Archive

Quotes

Worldly fame is but a breath of wind that blows now this way, now that, and changes names as it changes in direction.

—Dante Alighieri, c. 1315

He who treats another human being as divine thereby assigns to himself the relative status of a child or an animal.

—E. R. Dodds, 1951

Men are generally more pleased with a widespread than with a great reputation.

—Pliny the Younger, c. 110

Reality is always the foe of famous names.

—Petrarch, 1337

If fame is only to come after death, I am in no hurry for it.

—Martial, c. 86

Wood burns because it has the proper stuff in it, and a man becomes famous because he has the proper stuff in him.

—Johann Wolfgang von Goethe, c. 1790

Fame will go by and, so long, I’ve had you, fame. If it goes by, I’ve always known it was fickle. So at least it’s something I experienced, but that’s not where I live.

—Marilyn Monroe, 1962

Fame is no sanctuary from the passing of youth. Suicide is much easier and more acceptable in Hollywood than growing old gracefully.

—Julie Burchill, 1986

Now there is fame! Of all—hunger, misery, the incomprehension by the public—fame is by far the worst. It is the castigation by God of the artist. It is sad.
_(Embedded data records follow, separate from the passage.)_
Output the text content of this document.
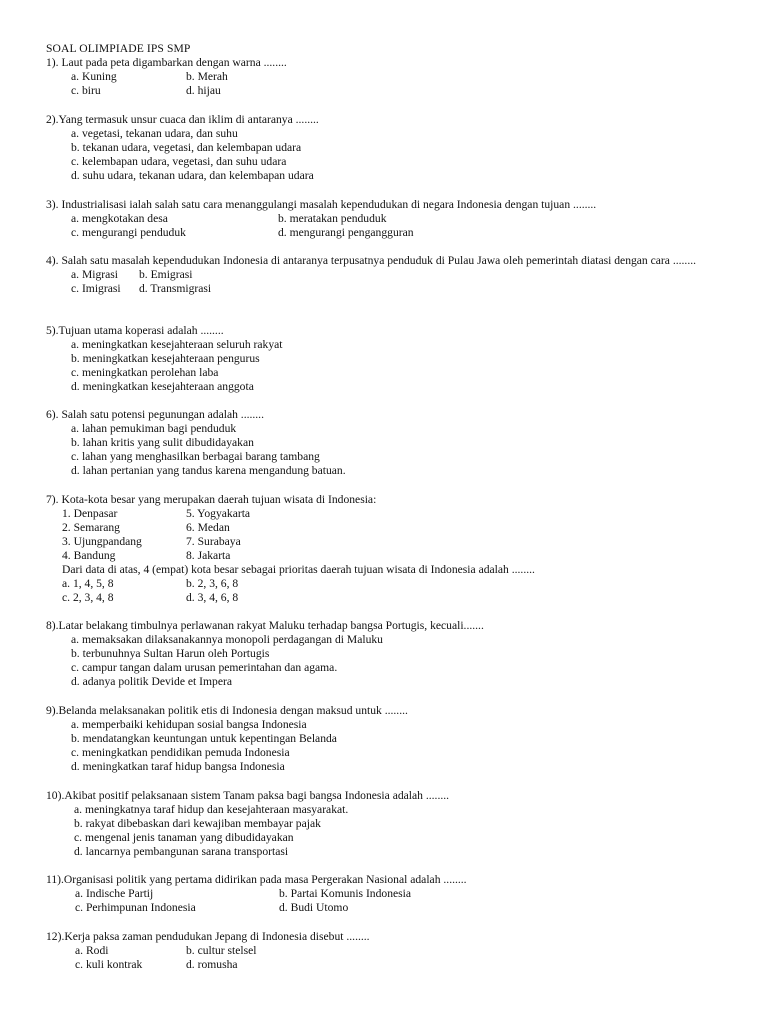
SOAL OLIMPIADE IPS SMP
1). Laut pada peta digambarkan dengan warna ........
a. Kuning	b. Merah
c. biru	d. hijau
2).Yang termasuk unsur cuaca dan iklim di antaranya ........
a. vegetasi, tekanan udara, dan suhu
b. tekanan udara, vegetasi, dan kelembapan udara
c. kelembapan udara, vegetasi, dan suhu udara
d. suhu udara, tekanan udara, dan kelembapan udara
3). Industrialisasi ialah salah satu cara menanggulangi masalah kependudukan di negara Indonesia dengan tujuan ........
a. mengkotakan desa	b. meratakan penduduk
c. mengurangi penduduk	d. mengurangi pengangguran
4). Salah satu masalah kependudukan Indonesia di antaranya terpusatnya penduduk di Pulau Jawa oleh pemerintah diatasi dengan cara ........
a. Migrasi b. Emigrasi
c. Imigrasi d. Transmigrasi
5).Tujuan utama koperasi adalah ........
a. meningkatkan kesejahteraan seluruh rakyat
b. meningkatkan kesejahteraan pengurus
c. meningkatkan perolehan laba
d. meningkatkan kesejahteraan anggota
6). Salah satu potensi pegunungan adalah ........
a. lahan pemukiman bagi penduduk
b. lahan kritis yang sulit dibudidayakan
c. lahan yang menghasilkan berbagai barang tambang
d. lahan pertanian yang tandus karena mengandung batuan.
7). Kota-kota besar yang merupakan daerah tujuan wisata di Indonesia:
1. Denpasar	5. Yogyakarta
2. Semarang	6. Medan
3. Ujungpandang	7. Surabaya
4. Bandung	8. Jakarta
Dari data di atas, 4 (empat) kota besar sebagai prioritas daerah tujuan wisata di Indonesia adalah ........
a. 1, 4, 5, 8	b. 2, 3, 6, 8
c. 2, 3, 4, 8	d. 3, 4, 6, 8
8).Latar belakang timbulnya perlawanan rakyat Maluku terhadap bangsa Portugis, kecuali.......
a. memaksakan dilaksanakannya monopoli perdagangan di Maluku
b. terbunuhnya Sultan Harun oleh Portugis
c. campur tangan dalam urusan pemerintahan dan agama.
d. adanya politik Devide et Impera
9).Belanda melaksanakan politik etis di Indonesia dengan maksud untuk ........
a. memperbaiki kehidupan sosial bangsa Indonesia
b. mendatangkan keuntungan untuk kepentingan Belanda
c. meningkatkan pendidikan pemuda Indonesia
d. meningkatkan taraf hidup bangsa Indonesia
10).Akibat positif pelaksanaan sistem Tanam paksa bagi bangsa Indonesia adalah ........
a. meningkatnya taraf hidup dan kesejahteraan masyarakat.
b. rakyat dibebaskan dari kewajiban membayar pajak
c. mengenal jenis tanaman yang dibudidayakan
d. lancarnya pembangunan sarana transportasi
11).Organisasi politik yang pertama didirikan pada masa Pergerakan Nasional adalah ........
a. Indische Partij	b. Partai Komunis Indonesia
c. Perhimpunan Indonesia	d. Budi Utomo
12).Kerja paksa zaman pendudukan Jepang di Indonesia disebut ........
a. Rodi	b. cultur stelsel
c. kuli kontrak	d. romusha
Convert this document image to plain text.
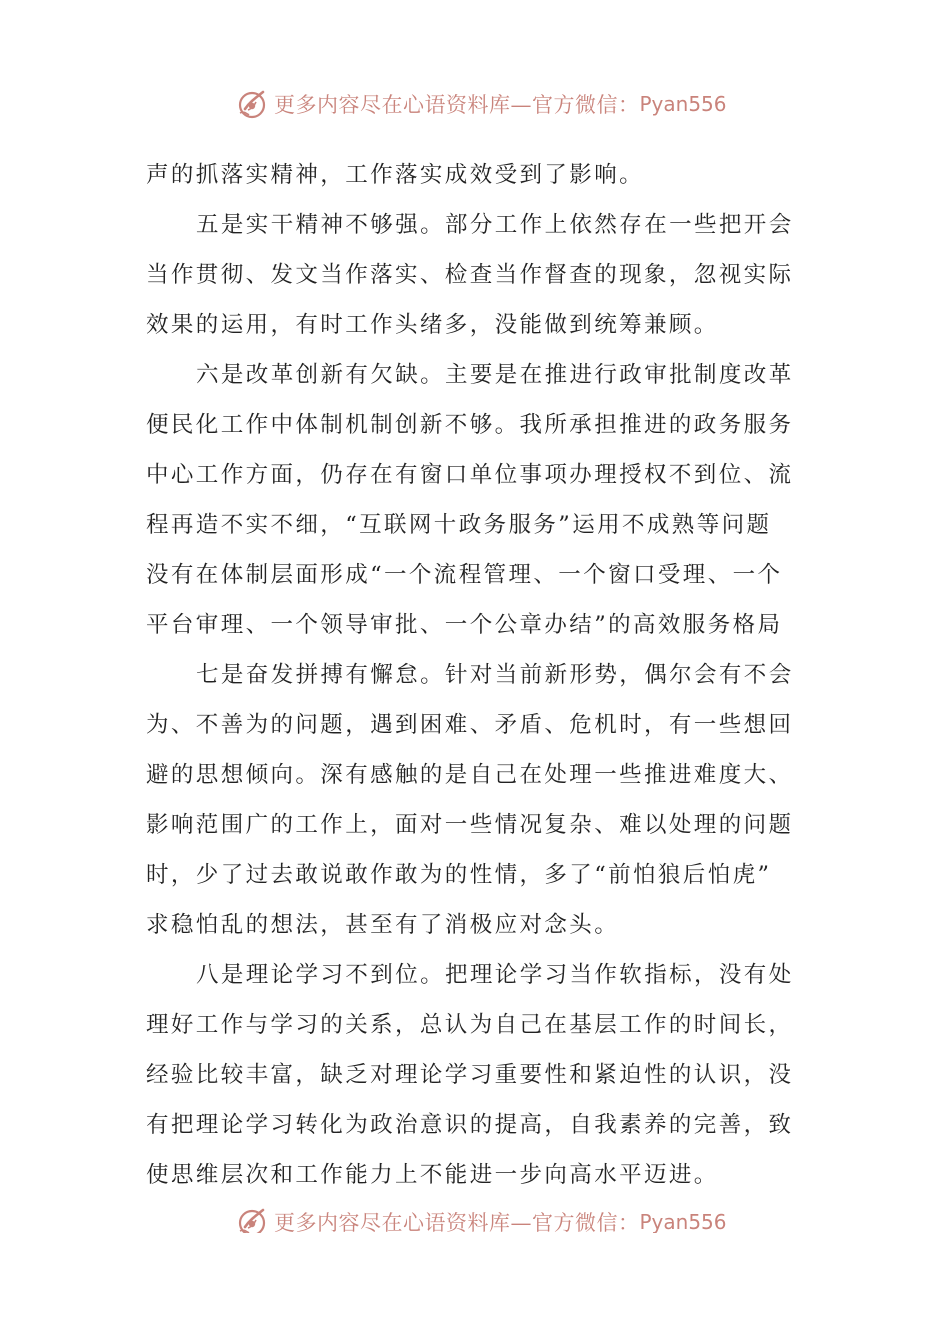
更多内容尽在心语资料库—官方微信： Pyan556
声的抓落实精神，工作落实成效受到了影响。
五是实干精神不够强。部分工作上依然存在一些把开会
当作贯彻、发文当作落实、检查当作督查的现象，忽视实际
效果的运用，有时工作头绪多，没能做到统筹兼顾。
六是改革创新有欠缺。主要是在推进行政审批制度改革
便民化工作中体制机制创新不够。我所承担推进的政务服务
中心工作方面，仍存在有窗口单位事项办理授权不到位、流
程再造不实不细，“互联网十政务服务”运用不成熟等问题
没有在体制层面形成“一个流程管理、一个窗口受理、一个
平台审理、一个领导审批、一个公章办结”的高效服务格局
七是奋发拼搏有懈怠。针对当前新形势，偶尔会有不会
为、不善为的问题，遇到困难、矛盾、危机时，有一些想回
避的思想倾向。深有感触的是自己在处理一些推进难度大、
影响范围广的工作上，面对一些情况复杂、难以处理的问题
时，少了过去敢说敢作敢为的性情，多了“前怕狼后怕虎”
求稳怕乱的想法，甚至有了消极应对念头。
八是理论学习不到位。把理论学习当作软指标，没有处
理好工作与学习的关系，总认为自己在基层工作的时间长，
经验比较丰富，缺乏对理论学习重要性和紧迫性的认识，没
有把理论学习转化为政治意识的提高，自我素养的完善，致
使思维层次和工作能力上不能进一步向高水平迈进。
更多内容尽在心语资料库—官方微信： Pyan556
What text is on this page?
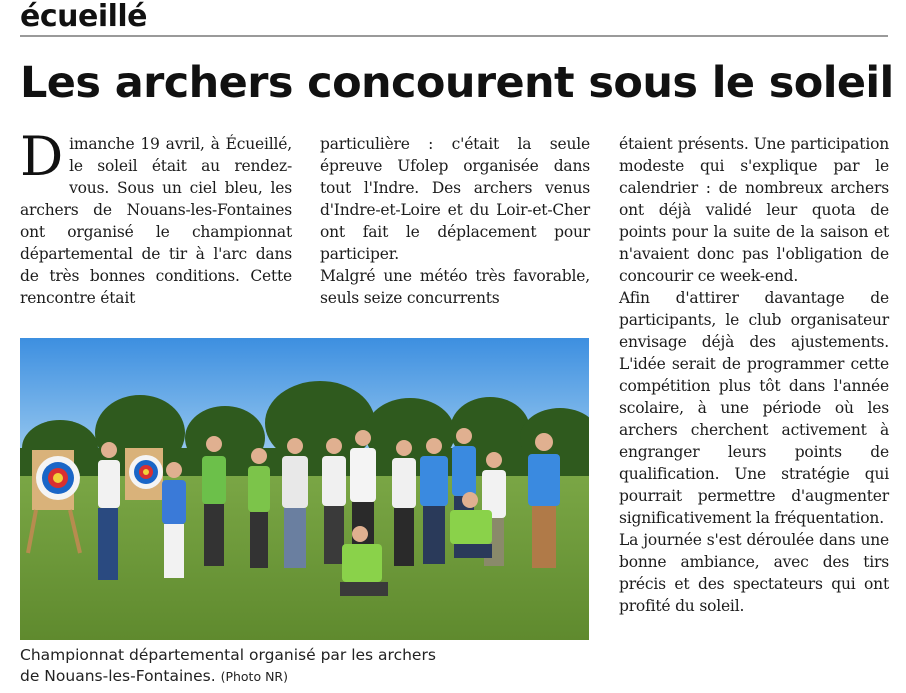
écueillé
Les archers concourent sous le soleil

Dimanche 19 avril, à Écueillé, le soleil était au rendez-vous. Sous un ciel bleu, les archers de Nouans-les-Fontaines ont organisé le championnat départemental de tir à l'arc dans de très bonnes conditions. Cette rencontre était

particulière : c'était la seule épreuve Ufolep organisée dans tout l'Indre. Des archers venus d'Indre-et-Loire et du Loir-et-Cher ont fait le déplacement pour participer.

Malgré une météo très favorable, seuls seize concurrents

étaient présents. Une participation modeste qui s'explique par le calendrier : de nombreux archers ont déjà validé leur quota de points pour la suite de la saison et n'avaient donc pas l'obligation de concourir ce week-end.

Afin d'attirer davantage de participants, le club organisateur envisage déjà des ajustements. L'idée serait de programmer cette compétition plus tôt dans l'année scolaire, à une période où les archers cherchent activement à engranger leurs points de qualification. Une stratégie qui pourrait permettre d'augmenter significativement la fréquentation.

La journée s'est déroulée dans une bonne ambiance, avec des tirs précis et des spectateurs qui ont profité du soleil.

Championnat départemental organisé par les archers
de Nouans-les-Fontaines. (Photo NR)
It is true.

—Pablo Picasso, c. 1961

And what will history say of me a thousand years hence?

—Marcus Tullius Cicero, 59 BC

Happy is the man who hath never known what it is to taste of fame—to have it is a purgatory, to want it is a hell!

—Edward Bulwer-Lytton, 1843

I won’t be happy till I’m as famous as God.

—Madonna, c. 1985

We all have a contract with the public—in us they see themselves, or what they would like to be.